After scaling back its participation in NAB over the past few years due to budget constraints, Scripps is making a renewed commitment to the Las Vegas exhibition in 2010 and will be sending a chief engineer from each of its 10 stations.

“In terms of staying current with technology and new concepts in the business, I felt we needed to increase the presence,” says Scripps VP of Engineering Mike Doback, who is thankful that a slight improvement in the economy made the expense possible. “I do see a liability in not staying current with where technology is going and where the industry is going, if you were to stay away for a protracted period.”

Doback will be assigning different technology segments for Scripps engineers to investigate, and will have a group meeting to discuss fi ndings. The core focus, he says, is “finding better, faster, cheaper solutions to things we do every day.”

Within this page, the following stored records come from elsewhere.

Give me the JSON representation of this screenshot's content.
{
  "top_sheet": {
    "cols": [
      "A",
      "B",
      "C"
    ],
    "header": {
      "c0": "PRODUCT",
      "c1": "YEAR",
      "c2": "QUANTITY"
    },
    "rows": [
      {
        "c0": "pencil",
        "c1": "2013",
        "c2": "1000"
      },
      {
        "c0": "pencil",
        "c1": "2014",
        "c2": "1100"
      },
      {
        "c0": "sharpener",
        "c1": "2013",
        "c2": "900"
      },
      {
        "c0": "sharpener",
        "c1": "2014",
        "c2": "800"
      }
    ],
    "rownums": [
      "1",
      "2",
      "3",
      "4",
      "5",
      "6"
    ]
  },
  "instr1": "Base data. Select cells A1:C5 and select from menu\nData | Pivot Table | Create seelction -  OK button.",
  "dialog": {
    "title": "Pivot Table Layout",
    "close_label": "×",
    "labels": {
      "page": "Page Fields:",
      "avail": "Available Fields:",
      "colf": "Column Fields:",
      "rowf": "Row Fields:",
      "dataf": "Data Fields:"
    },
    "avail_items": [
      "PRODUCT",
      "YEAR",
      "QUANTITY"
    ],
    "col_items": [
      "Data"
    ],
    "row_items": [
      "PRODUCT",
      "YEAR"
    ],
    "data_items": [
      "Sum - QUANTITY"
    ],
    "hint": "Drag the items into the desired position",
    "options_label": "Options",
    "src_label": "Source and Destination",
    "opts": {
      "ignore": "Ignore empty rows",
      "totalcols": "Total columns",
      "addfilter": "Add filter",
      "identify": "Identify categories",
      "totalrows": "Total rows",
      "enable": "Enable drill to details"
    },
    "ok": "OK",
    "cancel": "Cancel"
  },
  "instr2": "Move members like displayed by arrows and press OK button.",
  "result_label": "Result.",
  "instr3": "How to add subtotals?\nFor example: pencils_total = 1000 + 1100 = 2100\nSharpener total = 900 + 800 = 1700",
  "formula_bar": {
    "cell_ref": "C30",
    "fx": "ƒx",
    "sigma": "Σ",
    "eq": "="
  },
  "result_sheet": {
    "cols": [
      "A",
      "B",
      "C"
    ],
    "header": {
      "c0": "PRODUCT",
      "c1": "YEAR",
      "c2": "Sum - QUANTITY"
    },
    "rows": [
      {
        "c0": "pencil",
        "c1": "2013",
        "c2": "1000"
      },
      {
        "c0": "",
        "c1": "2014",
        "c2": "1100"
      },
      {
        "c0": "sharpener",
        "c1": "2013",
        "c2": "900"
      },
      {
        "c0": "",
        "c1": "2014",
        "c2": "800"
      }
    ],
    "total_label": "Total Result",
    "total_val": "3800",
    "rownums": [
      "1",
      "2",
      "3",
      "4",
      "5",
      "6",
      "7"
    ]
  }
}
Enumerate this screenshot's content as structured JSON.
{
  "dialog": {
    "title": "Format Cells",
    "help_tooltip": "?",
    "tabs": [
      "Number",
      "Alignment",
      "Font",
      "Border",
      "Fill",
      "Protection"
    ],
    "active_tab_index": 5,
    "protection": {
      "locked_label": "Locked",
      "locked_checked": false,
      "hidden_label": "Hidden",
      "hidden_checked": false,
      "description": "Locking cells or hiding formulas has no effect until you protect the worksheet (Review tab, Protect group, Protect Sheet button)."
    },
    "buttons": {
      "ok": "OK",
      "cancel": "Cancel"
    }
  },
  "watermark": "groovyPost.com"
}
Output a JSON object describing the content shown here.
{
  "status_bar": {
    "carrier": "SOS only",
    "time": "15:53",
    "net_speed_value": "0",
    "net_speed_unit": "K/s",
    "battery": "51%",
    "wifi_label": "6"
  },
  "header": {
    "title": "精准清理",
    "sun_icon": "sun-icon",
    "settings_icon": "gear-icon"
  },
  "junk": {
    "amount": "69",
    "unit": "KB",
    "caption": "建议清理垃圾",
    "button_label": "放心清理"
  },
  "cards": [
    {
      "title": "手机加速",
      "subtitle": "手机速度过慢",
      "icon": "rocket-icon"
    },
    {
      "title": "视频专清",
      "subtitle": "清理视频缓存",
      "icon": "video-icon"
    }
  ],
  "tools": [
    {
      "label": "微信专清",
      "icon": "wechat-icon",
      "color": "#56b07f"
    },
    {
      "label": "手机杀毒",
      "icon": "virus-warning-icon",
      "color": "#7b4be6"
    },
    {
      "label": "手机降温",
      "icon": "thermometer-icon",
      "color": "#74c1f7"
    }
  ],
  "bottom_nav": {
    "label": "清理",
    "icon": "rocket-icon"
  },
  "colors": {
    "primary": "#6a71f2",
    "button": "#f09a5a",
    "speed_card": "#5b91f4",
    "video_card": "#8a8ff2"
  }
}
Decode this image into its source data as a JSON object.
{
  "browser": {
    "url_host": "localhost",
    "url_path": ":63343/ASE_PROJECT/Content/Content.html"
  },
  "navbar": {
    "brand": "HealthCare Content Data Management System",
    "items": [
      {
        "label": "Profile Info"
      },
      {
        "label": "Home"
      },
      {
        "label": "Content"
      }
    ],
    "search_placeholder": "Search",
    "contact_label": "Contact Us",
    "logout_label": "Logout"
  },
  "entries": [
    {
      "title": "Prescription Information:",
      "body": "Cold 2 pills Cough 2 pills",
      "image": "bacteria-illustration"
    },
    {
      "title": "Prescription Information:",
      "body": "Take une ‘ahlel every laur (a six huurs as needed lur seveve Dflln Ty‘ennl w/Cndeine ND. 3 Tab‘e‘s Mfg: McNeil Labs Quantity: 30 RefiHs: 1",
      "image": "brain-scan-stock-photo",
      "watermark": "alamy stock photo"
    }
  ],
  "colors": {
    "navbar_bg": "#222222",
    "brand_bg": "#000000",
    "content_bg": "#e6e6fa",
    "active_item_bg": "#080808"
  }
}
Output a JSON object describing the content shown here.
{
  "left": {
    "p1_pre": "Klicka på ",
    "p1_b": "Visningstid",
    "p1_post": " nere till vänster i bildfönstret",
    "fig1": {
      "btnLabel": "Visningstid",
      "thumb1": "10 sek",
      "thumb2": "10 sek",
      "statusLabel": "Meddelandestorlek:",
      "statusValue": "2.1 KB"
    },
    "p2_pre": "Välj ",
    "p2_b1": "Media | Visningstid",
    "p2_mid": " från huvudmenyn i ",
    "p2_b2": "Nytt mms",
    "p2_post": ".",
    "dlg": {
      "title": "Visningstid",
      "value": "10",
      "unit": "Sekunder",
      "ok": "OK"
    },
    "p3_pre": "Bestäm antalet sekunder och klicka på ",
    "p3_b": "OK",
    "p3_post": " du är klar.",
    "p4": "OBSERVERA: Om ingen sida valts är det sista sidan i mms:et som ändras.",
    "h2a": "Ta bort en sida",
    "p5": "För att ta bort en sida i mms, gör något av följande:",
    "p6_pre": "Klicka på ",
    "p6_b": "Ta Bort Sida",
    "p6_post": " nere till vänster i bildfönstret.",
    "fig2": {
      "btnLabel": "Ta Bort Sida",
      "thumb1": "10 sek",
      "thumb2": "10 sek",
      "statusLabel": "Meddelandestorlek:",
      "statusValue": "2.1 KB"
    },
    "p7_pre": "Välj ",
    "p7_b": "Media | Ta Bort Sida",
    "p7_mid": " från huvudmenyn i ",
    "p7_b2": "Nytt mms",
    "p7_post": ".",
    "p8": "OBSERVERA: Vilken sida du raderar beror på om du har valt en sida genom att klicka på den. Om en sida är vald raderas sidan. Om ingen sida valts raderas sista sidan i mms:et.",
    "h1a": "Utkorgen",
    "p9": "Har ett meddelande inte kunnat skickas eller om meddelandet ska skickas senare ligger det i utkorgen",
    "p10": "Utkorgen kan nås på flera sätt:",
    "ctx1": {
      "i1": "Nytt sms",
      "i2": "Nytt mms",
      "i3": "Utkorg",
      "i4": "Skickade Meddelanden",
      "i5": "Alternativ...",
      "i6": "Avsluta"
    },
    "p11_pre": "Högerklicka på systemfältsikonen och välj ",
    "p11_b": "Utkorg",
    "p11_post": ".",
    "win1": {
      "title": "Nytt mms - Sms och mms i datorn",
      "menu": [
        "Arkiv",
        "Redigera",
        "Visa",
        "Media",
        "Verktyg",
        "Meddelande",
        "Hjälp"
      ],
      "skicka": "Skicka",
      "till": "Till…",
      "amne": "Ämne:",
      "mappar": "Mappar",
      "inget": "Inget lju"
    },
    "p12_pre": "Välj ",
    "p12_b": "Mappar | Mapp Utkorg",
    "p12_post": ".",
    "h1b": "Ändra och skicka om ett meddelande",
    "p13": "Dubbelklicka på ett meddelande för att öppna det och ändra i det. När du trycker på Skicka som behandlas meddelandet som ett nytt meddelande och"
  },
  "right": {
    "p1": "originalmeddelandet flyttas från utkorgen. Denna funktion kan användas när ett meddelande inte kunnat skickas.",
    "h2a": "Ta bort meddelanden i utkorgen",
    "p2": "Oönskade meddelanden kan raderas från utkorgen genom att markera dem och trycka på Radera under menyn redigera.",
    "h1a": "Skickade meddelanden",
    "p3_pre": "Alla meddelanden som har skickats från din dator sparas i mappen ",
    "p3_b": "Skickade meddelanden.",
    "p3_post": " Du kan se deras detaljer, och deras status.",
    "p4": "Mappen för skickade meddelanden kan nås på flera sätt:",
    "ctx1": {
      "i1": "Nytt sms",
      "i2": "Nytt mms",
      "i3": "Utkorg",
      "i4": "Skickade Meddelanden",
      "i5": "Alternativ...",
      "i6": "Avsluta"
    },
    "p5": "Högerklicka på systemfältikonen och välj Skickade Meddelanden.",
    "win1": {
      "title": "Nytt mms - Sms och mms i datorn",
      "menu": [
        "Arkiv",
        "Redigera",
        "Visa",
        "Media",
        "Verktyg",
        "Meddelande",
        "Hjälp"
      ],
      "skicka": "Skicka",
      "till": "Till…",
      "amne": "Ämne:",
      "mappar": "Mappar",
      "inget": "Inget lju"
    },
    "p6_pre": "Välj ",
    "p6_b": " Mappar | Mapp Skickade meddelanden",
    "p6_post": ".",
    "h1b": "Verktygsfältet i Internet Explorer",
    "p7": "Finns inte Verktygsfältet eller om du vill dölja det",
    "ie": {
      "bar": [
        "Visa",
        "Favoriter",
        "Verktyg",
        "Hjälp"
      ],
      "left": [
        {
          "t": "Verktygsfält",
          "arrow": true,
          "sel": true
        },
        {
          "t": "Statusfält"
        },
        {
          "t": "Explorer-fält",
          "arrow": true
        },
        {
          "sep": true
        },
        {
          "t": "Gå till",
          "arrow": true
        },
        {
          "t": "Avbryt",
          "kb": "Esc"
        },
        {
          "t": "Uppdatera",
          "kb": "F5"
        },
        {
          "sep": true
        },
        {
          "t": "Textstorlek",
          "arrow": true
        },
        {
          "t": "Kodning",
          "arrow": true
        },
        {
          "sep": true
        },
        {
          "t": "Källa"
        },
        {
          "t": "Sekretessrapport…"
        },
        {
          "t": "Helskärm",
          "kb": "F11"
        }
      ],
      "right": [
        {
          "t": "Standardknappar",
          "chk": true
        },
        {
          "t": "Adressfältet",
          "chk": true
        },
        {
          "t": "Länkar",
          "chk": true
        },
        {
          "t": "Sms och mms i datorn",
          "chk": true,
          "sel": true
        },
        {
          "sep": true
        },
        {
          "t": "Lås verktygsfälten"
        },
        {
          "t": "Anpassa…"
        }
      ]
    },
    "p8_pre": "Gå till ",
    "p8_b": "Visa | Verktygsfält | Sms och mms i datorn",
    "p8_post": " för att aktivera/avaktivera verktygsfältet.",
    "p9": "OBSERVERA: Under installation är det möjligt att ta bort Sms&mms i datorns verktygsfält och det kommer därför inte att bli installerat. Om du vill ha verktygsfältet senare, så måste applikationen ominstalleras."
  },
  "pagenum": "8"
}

Scripps has already made a significant investment in JVC ProHD camcorders for fi eld acquisition and in Apple Final Cut Pro for editing. Last year, it also centralized some core operations, adopting Chyron’s Axis online graphics system, creating a graphics hub in Tampa, and consolidating traffic functions in hubs in Tampa and Phoenix.

With those systems in place, Doback is interested in workflow solutions in areas such as format conversion, master control and weather presentation, a particular segment where he would like to see more competition to the handful of traditional providers.

Scripps is also looking to upgrade its newsgathering with a few new microwave trucks, so Doback will be taking a look at those, as well as new video-over-IP delivery systems. He says that Scripps stations already commonly use Skype’s HQ (High Quality) system to backhaul live video, placing it alongside live video boxes from the field and the studio to create a pleasing overall HD frame.

“It’s a great tool, and it’s surprising to me that some groups are not utilizing the technology,” Doback says. “They’re missing the boat.”